McGregor continued to say that when it comes to app development, transparency with the customer is essential.
“The key thing is to define and meet expectations and to say if you are requesting data for your app, to make it really clear in that moment what you are using it for,” she says. “If I see that your app is requesting my contact list, give me a sentence to see why that’s useful. If you want it from me, tell me what I get for it, from your product and from your company. In that level of transparency, there’s an ability to establish trust and establish a stronger relationship with your consumer.”
Boudreaux emphasized that with the amount of presence that companies have online today, there it’s not easy for customers to know if their data is being shared.

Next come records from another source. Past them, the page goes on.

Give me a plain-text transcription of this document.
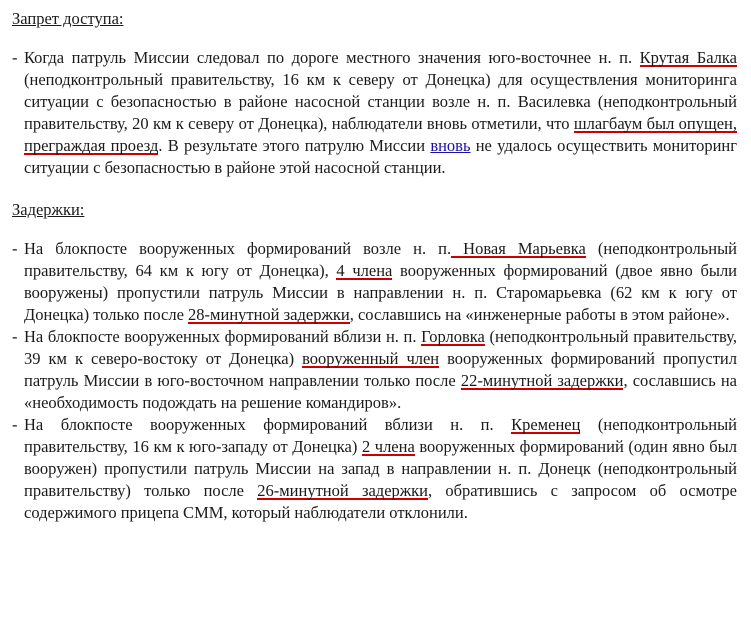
Запрет доступа:

- Когда патруль Миссии следовал по дороге местного значения юго-восточнее н. п. Крутая Балка (неподконтрольный правительству, 16 км к северу от Донецка) для осуществления мониторинга ситуации с безопасностью в районе насосной станции возле н. п. Василевка (неподконтрольный правительству, 20 км к северу от Донецка), наблюдатели вновь отметили, что шлагбаум был опущен, преграждая проезд. В результате этого патрулю Миссии вновь не удалось осуществить мониторинг ситуации с безопасностью в районе этой насосной станции.

Задержки:

- На блокпосте вооруженных формирований возле н. п. Новая Марьевка (неподконтрольный правительству, 64 км к югу от Донецка), 4 члена вооруженных формирований (двое явно были вооружены) пропустили патруль Миссии в направлении н. п. Старомарьевка (62 км к югу от Донецка) только после 28-минутной задержки, сославшись на «инженерные работы в этом районе».

- На блокпосте вооруженных формирований вблизи н. п. Горловка (неподконтрольный правительству, 39 км к северо-востоку от Донецка) вооруженный член вооруженных формирований пропустил патруль Миссии в юго-восточном направлении только после 22-минутной задержки, сославшись на «необходимость подождать на решение командиров».

- На блокпосте вооруженных формирований вблизи н. п. Кременец (неподконтрольный правительству, 16 км к юго-западу от Донецка) 2 члена вооруженных формирований (один явно был вооружен) пропустили патруль Миссии на запад в направлении н. п. Донецк (неподконтрольный правительству) только после 26-минутной задержки, обратившись с запросом об осмотре содержимого прицепа СММ, который наблюдатели отклонили.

“When you look at a typical page load on a website, there’s no less than a dozen, two dozen companies from content distribution networks to ad trackers, all sorts of different services,” he says. “They all see that that request happened. This is you saying, ‘Hey, Web MD what’s this mole mean?’ Now dozens of companies now that you asked about that. Could you ever explicitly grant to all of those parties? Would you want to?”
“Largely, we’ve seen so much benefit coming from a world where everything is being tracked and everything is digitally available, and there’s a lot to be gleaned from it,” Hogan said. “But it’s really about setting the right guidelines and framework to make sure that the right entities and the right players in each seat are getting right attribution and the right value across the way.”